Abstract

An investigation of the pharmacological properties of Paludrine has been carried out. This has included: (1) evaluation of acute and chronic toxicities in the mouse, rat, dog, and monkey; (2) investigation of absorption, excretion and tissue localization; (3) explorations of pathways of metabolism. A summary of the results of this study follows.

Wide variations in the acute toxicity of Paludrine for different animal species were noted. The mouse is the most susceptible of the experimental animals included in this study. The dog and monkey are the least susceptible, while the rat occupies an intermediary position. There is an 8 to 20 fold difference between the acute toxicity of Paludrine for the mouse and that for the dog or monkey, the variation depending upon the route of administration.

There are somewhat smaller variations in species susceptibility to the chronic toxicity of Paludrine. The dog appears to be the most susceptible of the test animals; the mouse and monkey are next in order, while the rat is least susceptible.

The symptoms of chronic Paludrine intoxication in all 4 animal species are referrable to an as yet undefined effect of the drug on the gastrointestinal tract. This effect results in almost complete loss of appetite leading to death via starvation. Thus far there has been no evidence of toxic effects of Paludrine on specific organs other than those of the enteric tract. Severe toxemias induced by paludrine are readily reversible when treatment is terminated.
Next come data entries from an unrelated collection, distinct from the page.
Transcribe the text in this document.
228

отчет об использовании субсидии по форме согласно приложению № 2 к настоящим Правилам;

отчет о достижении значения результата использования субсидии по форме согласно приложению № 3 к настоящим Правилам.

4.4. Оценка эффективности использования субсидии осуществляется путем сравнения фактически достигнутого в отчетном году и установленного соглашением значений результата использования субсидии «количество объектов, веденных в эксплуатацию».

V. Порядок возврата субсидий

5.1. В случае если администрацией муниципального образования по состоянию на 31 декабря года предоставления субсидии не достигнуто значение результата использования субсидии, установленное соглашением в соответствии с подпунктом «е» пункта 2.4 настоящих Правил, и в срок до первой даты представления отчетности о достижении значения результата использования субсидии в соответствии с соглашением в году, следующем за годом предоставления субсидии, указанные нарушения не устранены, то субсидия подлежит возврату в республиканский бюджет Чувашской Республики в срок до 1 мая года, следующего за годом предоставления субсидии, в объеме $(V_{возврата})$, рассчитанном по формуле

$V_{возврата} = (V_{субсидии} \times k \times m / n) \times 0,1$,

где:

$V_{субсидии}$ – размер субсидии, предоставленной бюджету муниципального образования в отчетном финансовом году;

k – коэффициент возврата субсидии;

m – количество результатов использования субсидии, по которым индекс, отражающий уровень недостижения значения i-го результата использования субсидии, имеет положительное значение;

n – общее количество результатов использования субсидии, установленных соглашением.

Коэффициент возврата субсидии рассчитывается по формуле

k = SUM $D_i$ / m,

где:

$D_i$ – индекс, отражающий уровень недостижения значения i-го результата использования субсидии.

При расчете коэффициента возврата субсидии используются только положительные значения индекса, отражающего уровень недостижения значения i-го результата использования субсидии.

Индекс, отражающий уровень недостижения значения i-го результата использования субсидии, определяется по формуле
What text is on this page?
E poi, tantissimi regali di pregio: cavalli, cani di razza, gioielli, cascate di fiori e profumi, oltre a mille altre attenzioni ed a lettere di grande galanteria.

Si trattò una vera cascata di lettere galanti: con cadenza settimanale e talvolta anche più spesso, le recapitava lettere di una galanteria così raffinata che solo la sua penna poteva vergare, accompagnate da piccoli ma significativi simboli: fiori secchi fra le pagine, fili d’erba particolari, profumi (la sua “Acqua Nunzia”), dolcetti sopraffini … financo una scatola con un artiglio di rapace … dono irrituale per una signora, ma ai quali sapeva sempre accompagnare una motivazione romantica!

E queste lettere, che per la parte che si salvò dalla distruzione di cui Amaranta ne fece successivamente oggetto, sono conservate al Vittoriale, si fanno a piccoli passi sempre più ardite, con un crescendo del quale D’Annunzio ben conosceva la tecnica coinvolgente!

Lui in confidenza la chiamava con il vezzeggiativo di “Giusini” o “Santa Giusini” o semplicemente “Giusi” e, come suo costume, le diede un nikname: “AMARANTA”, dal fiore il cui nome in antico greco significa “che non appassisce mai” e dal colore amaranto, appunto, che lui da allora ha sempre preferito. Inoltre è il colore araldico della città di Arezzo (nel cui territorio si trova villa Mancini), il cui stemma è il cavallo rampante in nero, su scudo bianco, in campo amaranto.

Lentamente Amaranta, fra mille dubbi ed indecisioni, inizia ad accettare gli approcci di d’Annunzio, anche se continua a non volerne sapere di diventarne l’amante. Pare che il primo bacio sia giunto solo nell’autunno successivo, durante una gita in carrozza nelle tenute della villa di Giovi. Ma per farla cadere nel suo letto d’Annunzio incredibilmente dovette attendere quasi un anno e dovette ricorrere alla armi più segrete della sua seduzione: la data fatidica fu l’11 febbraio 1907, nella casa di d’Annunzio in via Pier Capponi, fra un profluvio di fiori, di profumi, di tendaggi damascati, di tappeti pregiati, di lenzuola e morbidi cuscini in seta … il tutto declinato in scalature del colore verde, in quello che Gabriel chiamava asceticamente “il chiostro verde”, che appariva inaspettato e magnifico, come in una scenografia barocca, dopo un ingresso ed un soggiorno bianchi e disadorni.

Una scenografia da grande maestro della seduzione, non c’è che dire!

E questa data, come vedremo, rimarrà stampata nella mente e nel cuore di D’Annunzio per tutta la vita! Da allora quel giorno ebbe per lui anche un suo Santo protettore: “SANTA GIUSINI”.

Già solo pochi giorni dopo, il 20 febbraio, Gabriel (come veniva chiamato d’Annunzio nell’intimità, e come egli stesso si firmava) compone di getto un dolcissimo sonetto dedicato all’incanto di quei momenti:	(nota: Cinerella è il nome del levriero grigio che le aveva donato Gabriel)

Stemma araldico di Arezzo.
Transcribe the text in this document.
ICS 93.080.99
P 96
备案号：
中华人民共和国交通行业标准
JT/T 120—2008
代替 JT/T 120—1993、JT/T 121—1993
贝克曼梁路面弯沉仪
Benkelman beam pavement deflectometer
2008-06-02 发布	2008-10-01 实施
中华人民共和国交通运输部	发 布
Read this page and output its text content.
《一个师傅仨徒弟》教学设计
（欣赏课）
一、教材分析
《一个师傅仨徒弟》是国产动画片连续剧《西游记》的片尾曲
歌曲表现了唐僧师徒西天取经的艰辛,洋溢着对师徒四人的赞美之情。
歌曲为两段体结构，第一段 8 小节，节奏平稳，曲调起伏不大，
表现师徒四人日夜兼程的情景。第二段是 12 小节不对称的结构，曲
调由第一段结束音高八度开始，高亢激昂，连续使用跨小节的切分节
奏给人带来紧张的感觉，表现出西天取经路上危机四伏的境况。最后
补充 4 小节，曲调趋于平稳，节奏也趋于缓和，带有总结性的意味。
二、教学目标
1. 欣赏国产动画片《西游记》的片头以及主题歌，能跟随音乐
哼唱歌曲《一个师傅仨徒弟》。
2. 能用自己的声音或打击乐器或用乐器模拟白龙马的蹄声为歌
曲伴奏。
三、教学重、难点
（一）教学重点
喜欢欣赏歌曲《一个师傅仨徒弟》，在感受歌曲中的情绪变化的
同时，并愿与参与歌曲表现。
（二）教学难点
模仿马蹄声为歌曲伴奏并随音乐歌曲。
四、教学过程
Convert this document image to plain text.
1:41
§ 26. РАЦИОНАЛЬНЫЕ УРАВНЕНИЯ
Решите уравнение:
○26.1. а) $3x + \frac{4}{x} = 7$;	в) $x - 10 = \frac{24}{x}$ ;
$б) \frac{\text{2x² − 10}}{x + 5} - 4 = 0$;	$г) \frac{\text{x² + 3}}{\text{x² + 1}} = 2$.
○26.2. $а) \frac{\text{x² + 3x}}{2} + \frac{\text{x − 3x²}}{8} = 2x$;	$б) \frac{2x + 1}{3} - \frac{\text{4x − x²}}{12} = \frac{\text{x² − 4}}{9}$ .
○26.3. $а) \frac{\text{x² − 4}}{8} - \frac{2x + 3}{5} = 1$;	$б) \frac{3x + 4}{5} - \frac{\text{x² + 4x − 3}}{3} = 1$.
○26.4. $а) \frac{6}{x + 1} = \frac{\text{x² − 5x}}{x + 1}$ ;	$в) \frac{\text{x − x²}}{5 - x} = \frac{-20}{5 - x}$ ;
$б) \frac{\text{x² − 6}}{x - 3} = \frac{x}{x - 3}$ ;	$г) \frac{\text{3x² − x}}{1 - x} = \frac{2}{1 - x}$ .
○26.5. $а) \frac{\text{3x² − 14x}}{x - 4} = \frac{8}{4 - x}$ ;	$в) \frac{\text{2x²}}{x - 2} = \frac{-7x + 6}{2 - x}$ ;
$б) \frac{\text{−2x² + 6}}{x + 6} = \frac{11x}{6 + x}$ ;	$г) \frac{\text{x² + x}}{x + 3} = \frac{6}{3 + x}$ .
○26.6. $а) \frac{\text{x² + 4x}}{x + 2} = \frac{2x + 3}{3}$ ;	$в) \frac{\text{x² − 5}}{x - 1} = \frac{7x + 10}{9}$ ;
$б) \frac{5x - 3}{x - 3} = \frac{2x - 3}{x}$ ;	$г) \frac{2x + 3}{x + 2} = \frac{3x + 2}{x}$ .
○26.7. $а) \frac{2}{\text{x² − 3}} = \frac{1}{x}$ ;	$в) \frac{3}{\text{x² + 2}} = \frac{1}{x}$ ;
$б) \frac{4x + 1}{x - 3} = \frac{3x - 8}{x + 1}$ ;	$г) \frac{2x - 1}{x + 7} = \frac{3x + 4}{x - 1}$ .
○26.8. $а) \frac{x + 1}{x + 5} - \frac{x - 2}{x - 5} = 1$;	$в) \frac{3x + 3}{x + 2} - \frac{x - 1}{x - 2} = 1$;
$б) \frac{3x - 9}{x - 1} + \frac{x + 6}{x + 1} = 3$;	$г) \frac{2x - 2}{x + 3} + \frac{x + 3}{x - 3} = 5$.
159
Absorption of Paludrine from the gastrointestinal tract is 70 to 90 per cent complete but is rather slow. The drug is localized in the tissues to a comparatively slight degree. At low intakes there is little difference in the concentrations found in various organs and tissues, other than blood plasma. At higher doses, however, Paludrine accumulates in the liver to a greater extent than in other organs. There is some species difference in the deposition of Paludrine in the tissues, the organs of the dog or monkey containing considerably larger amounts of drug than organs of rats receiving comparable doses. Paludrine disappears from the tissues with extreme rapidity when treatment is terminated.

Only a comparatively small fraction of the Paludrine ingested is eliminated in the urine. Since the drug does not accumulate in the tissues, it has been inferred that it must undergo metabolic alteration. Thus far attempts to elucidate the metabolic fate of Paludrine have yielded negative results.

The pharmacological properties of Paludrine have been compared with those of chloroquine and quinacrine and some of the possible advantages of Paludrine have been indicated.